After the National Socialist " seizure of power " in 1933, Hein was taken into protective custody. After a very short term, he was released. Hein now earned his living as the host of a beer pub in the north of Berlin. The SPD politician Herbert Wehner , who had been a party friend of Hein's party in the KPD during the Weimar period, wrote in his memoirs in 1982 that Hein had been “in contact” with the Gestapo since his release from prison. According to Wehner, Hein was used by the Gestapo as agent provocateur : As a prominent communist, the innkeeper Hein - according to the Gestapo calculation - was supposed to attract communists who had remained secretly true to their communist convictions as guests. Since his company was under constant surveillance, the Gestapo could have identified anti-regime workers as dissidents when they visited the restaurant , in order to be able to prosecute them all the more easily. The assertion that Hein changed sides after 1933 can also be found in Siegfried Bahne - who calls him in connection with the "activity of provocateurs" - and in Hermann Weber : He explains that Hein defected to "Hitler" or that he had "Surrenders to the NSDAP [...]."

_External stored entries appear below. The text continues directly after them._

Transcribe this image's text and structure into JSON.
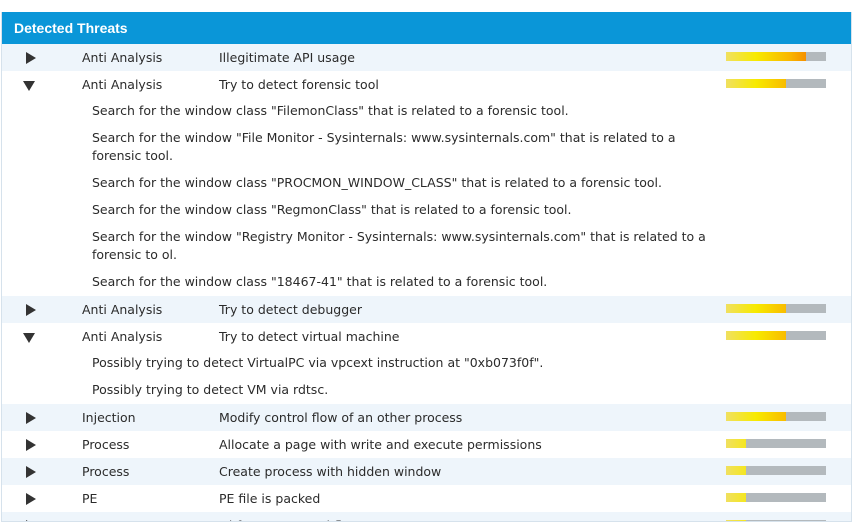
{
  "header": {
    "title": "Detected Threats"
  },
  "threats": [
    {
      "category": "Anti Analysis",
      "description": "Illegitimate API usage",
      "severity": 0.8,
      "expanded": false,
      "details": []
    },
    {
      "category": "Anti Analysis",
      "description": "Try to detect forensic tool",
      "severity": 0.6,
      "expanded": true,
      "details": [
        "Search for the window class \"FilemonClass\" that is related to a forensic tool.",
        "Search for the window \"File Monitor - Sysinternals: www.sysinternals.com\" that is related to a forensic tool.",
        "Search for the window class \"PROCMON_WINDOW_CLASS\" that is related to a forensic tool.",
        "Search for the window class \"RegmonClass\" that is related to a forensic tool.",
        "Search for the window \"Registry Monitor - Sysinternals: www.sysinternals.com\" that is related to a forensic to ol.",
        "Search for the window class \"18467-41\" that is related to a forensic tool."
      ]
    },
    {
      "category": "Anti Analysis",
      "description": "Try to detect debugger",
      "severity": 0.6,
      "expanded": false,
      "details": []
    },
    {
      "category": "Anti Analysis",
      "description": "Try to detect virtual machine",
      "severity": 0.6,
      "expanded": true,
      "details": [
        "Possibly trying to detect VirtualPC via vpcext instruction at \"0xb073f0f\".",
        "Possibly trying to detect VM via rdtsc."
      ]
    },
    {
      "category": "Injection",
      "description": "Modify control flow of an other process",
      "severity": 0.6,
      "expanded": false,
      "details": []
    },
    {
      "category": "Process",
      "description": "Allocate a page with write and execute permissions",
      "severity": 0.2,
      "expanded": false,
      "details": []
    },
    {
      "category": "Process",
      "description": "Create process with hidden window",
      "severity": 0.2,
      "expanded": false,
      "details": []
    },
    {
      "category": "PE",
      "description": "PE file is packed",
      "severity": 0.2,
      "expanded": false,
      "details": []
    },
    {
      "category": "Process",
      "description": "Obfuscate control flow",
      "severity": 0.2,
      "expanded": false,
      "details": []
    }
  ],
  "colors": {
    "header_bg": "#0a96d8",
    "row_alt_bg": "#eef5fb",
    "bar_track": "#b3b9bd",
    "bar_low": "#f7ea00",
    "bar_high": "#f16000"
  }
}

As a person, Hein von Wehner is characterized as a "vigorous renown proletarian" who has "benefited a lot from his so-called originality".

literature

  • Hein, Wilhelm . In: Hermann Weber , Andreas Herbst : German Communists. Biographical Handbook 1918 to 1945 . 2nd, revised and greatly expanded edition. Karl Dietz, Berlin 2008, ISBN 978-3-320-02130-6 .
  • Stefan Heinz : Moscow's mercenaries? The unified association of metal workers in Berlin. Development and failure of a communist union . VSA-Verlag, Hamburg 2010, pp. 151, 277, 367f., 395, 446, 453, ISBN 978-3-89965-406-6 .
  • Andreas Herbst: "I am not aware of any anti-party acts ..." Comments on the biography of the KPD top functionary Wilhelm Hein . In: Yearbook for Historical Research on Communism, 2016, pp. 1–18.

Web links

Individual evidence

  1. ^ Gisela Helwig: Germany Archive , 1970, p.
  2. ^ The Berliner Börsen Courier of March 10, 1933 lists Hein in the list of people in protective custody at the time.
  3. ^ Herbert Wehner: Testimony . Kiepenheuer & Witsch, Cologne 1982, ISBN 3-462-01498-6 , p. 79.
  4. ^ Siegfried Bahne: The Communist Party of Germany . In: Erich Matthias / Rudolf Morsey (eds.): The end of the parties 1933 . (Publication by the Commission for the History of Parliamentarism and Political Parties), Droste, Düsseldorf 1960, p. 693.
  5. ^ Hermann Weber: From Rosa Luxemburg to Walter Ulbricht. Changes in Communism in Germany . 4th, verb. Edition, Verlag für Literatur und Zeitgeschehen, Hannover 1970, ISBN 3-7716-2071-6 , p. 106.
  6. ^ Herbert Wehner: Testimony . Kiepenheuer & Witsch, Cologne 1982, ISBN 3-462-01498-6 , p. 79.